Suriyelileri, ideolojik obje değil, insan olarak görelim

Suriyeliler vatandaş olsun mu olmasın mı tartışmasının sonu asla gelmeyecek.

 Meseleye önyargıyla siyasi ideolojik olarak değil, insani açıdan bakarsak ancak bu tartışmayı doğru zeminde ele alabiliriz.

Bir de Suriyeli sığınmacılar ile ilgili tartışmaların siyasi, ideolojik boyutunu kaşımaktan ziyade insan hakları ve vicdan perspektifinden yapılması daha gerçekçi olur.

Zorunlu göç ve mülteci olgusu insanlık tarihi kadar eski, sosyolojik bir gerçektir.

Yakın tarihte Birinci ve İkinci Dünya Savaşı döneminde milyonlarca Alman vatandaşı, gemilere atlayarak Amerika’ya göç etmek zorunda kalmış ve orada çok büyük dil, din, ırk açısından baskılar görmüştür.
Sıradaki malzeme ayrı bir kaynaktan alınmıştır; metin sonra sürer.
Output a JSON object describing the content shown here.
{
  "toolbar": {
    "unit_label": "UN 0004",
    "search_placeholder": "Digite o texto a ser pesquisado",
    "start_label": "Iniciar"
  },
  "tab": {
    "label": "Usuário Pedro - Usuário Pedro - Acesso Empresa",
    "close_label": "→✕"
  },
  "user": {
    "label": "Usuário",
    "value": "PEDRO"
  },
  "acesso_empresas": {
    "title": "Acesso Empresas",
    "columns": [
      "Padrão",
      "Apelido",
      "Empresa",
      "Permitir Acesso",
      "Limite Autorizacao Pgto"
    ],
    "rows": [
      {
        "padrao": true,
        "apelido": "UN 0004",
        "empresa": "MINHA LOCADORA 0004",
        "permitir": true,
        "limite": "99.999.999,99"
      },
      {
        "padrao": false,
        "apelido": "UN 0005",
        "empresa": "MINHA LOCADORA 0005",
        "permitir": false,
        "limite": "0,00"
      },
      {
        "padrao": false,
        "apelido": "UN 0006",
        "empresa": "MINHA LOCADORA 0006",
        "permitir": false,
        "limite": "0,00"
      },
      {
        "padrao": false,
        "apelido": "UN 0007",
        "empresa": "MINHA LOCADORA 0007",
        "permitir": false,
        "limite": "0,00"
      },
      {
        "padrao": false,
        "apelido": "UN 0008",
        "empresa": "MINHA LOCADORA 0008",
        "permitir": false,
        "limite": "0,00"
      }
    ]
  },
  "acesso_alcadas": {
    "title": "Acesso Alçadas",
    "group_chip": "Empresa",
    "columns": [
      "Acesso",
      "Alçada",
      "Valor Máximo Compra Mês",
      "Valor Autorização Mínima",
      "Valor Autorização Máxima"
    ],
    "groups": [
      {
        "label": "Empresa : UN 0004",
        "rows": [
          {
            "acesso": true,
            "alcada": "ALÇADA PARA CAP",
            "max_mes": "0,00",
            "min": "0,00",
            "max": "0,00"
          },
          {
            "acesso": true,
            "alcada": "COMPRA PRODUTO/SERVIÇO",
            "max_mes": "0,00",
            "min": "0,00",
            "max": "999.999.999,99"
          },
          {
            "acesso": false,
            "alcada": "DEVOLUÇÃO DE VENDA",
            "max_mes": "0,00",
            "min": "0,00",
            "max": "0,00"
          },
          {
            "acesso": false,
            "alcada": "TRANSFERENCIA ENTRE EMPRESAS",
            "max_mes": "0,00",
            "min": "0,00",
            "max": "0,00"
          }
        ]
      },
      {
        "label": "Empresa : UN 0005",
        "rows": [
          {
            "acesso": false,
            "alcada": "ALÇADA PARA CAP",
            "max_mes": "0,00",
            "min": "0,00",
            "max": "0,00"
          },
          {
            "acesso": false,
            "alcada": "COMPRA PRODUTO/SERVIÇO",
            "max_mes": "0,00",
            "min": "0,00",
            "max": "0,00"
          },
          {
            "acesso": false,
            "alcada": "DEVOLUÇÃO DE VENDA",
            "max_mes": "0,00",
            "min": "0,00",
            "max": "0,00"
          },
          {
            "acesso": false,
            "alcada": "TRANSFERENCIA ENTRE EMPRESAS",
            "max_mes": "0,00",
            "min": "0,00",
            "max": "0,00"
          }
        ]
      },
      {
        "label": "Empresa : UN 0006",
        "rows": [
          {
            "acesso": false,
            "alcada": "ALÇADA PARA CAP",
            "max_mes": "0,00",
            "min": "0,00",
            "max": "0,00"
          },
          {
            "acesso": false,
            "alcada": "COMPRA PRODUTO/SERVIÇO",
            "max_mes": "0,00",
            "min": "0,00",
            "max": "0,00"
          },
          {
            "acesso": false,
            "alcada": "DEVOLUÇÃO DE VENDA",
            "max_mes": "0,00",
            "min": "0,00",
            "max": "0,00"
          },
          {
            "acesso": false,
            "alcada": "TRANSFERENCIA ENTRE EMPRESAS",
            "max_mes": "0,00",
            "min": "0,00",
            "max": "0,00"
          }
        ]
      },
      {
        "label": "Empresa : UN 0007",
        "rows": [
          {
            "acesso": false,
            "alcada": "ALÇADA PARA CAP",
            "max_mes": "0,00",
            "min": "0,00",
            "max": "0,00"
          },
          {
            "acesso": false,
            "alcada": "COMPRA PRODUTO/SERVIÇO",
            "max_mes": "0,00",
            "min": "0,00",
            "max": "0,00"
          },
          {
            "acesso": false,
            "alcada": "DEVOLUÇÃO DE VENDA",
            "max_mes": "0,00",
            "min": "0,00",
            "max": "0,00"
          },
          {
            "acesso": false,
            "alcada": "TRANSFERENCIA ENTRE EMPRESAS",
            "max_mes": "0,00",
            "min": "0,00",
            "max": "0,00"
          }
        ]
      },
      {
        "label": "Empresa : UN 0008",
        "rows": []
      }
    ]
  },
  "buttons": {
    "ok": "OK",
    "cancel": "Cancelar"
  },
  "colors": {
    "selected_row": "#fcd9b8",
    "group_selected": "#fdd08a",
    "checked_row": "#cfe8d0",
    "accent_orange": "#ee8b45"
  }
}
İkinci Dünya Savaşı’nda yerle bir olan Almanya yeniden inşa edilirken Asya, Balkanlar ve Kuzey Afrika ülkelerinden göç ve mülteci kabulünü davul zurna ile gerçekleştirmişti.

Almanya şu an 1 milyon Suriyeliyi barındırma programı ile meşgul.

Türkiye’den Avrupa’ya 1960’lı yıllardan bugüne kadar mülteci ve göçmen olarak gidenlerin ve çifte vatandaşlık alanların toplam sayısı 4 milyonun üzerindedir.

Şimdi gelelim Türkiye’deki Suriyelilerin durumuna. İlk etapta 30-40 bin kişiye öncelik verilecek. Beyaz yakalılar ilk sırada olacak. Toplamda 300 bin Suriyeliye, aileleriyle vatandaşlık verilecek. Bir yıl içindeki seçimde oy hakları olmayacak.

Türkiye’deki 3 milyona yakın Suriyelinin 2 milyonu kadınlar ve çocuklardan oluşuyor. Kadınlar genelde çalışma hayatının dışında. Bu 2 milyon kişiyi istihdam etme imkânı yok. 1 milyon kadar erkeğin de 500 bini çocuk ya da engelli.

İstihdamda değerlendirebilecek yaklaşık 500 bin kişi var. Bunların içinde elektrik, sıva, seramik ustası ve benzeri ara elemanlar gibi teknik elemanlar bulunuyor.

10-15 bin kadar doktor, mühendisin bir bölümünün Avrupa’ya gittiği, yine de hatırı sayılır bölümünün Türkiye’de kaldığı belirtiliyor. 

Kriterlere gelecek olursak; birinci hedef doktor, mühendis gibi beyaz yakalılar.

İkincisi, ara eleman olarak çalışacak teknik iş yapanlar. Kayıtdışı çalışan bu insanların istihdam sistemine entegre edilmesi amaçlanıyor.

Üçüncü olarak, farklı nedenlerle Avrupa’ya gitmeyen zenginler, nakit parası olanlar var. Bu insanlar da yatırıma yönlendirilecek. 

Edirne’den Kars’a hangi şehrimize gitsek, kasabasından köyüne kadar derin acılarla örülmüş göçmen mülteci izlerine rastlarız.

Şiirimizde, romanımızda, müziğimizde, folklorumuzda, yemeğimizde göçmenin kokusu, göz nuru, el emeği vardır.

Kafkasya’dan Orta Asya’ya, Balkanlar’dan Kuzey Afrika’ya her dem Anadolu toprağı, göçmene sığınılacak liman olmuştur.

Mazlumu, mağduru, yolda kalmışı, adaleti, özgürlüğü hep şiirlerde, şarkılarda sevmiş, zaman zaman bedelini ödemiş insanlar olarak, Suriyeli mağdur sığınmacılara bir de başka gözle bakalım.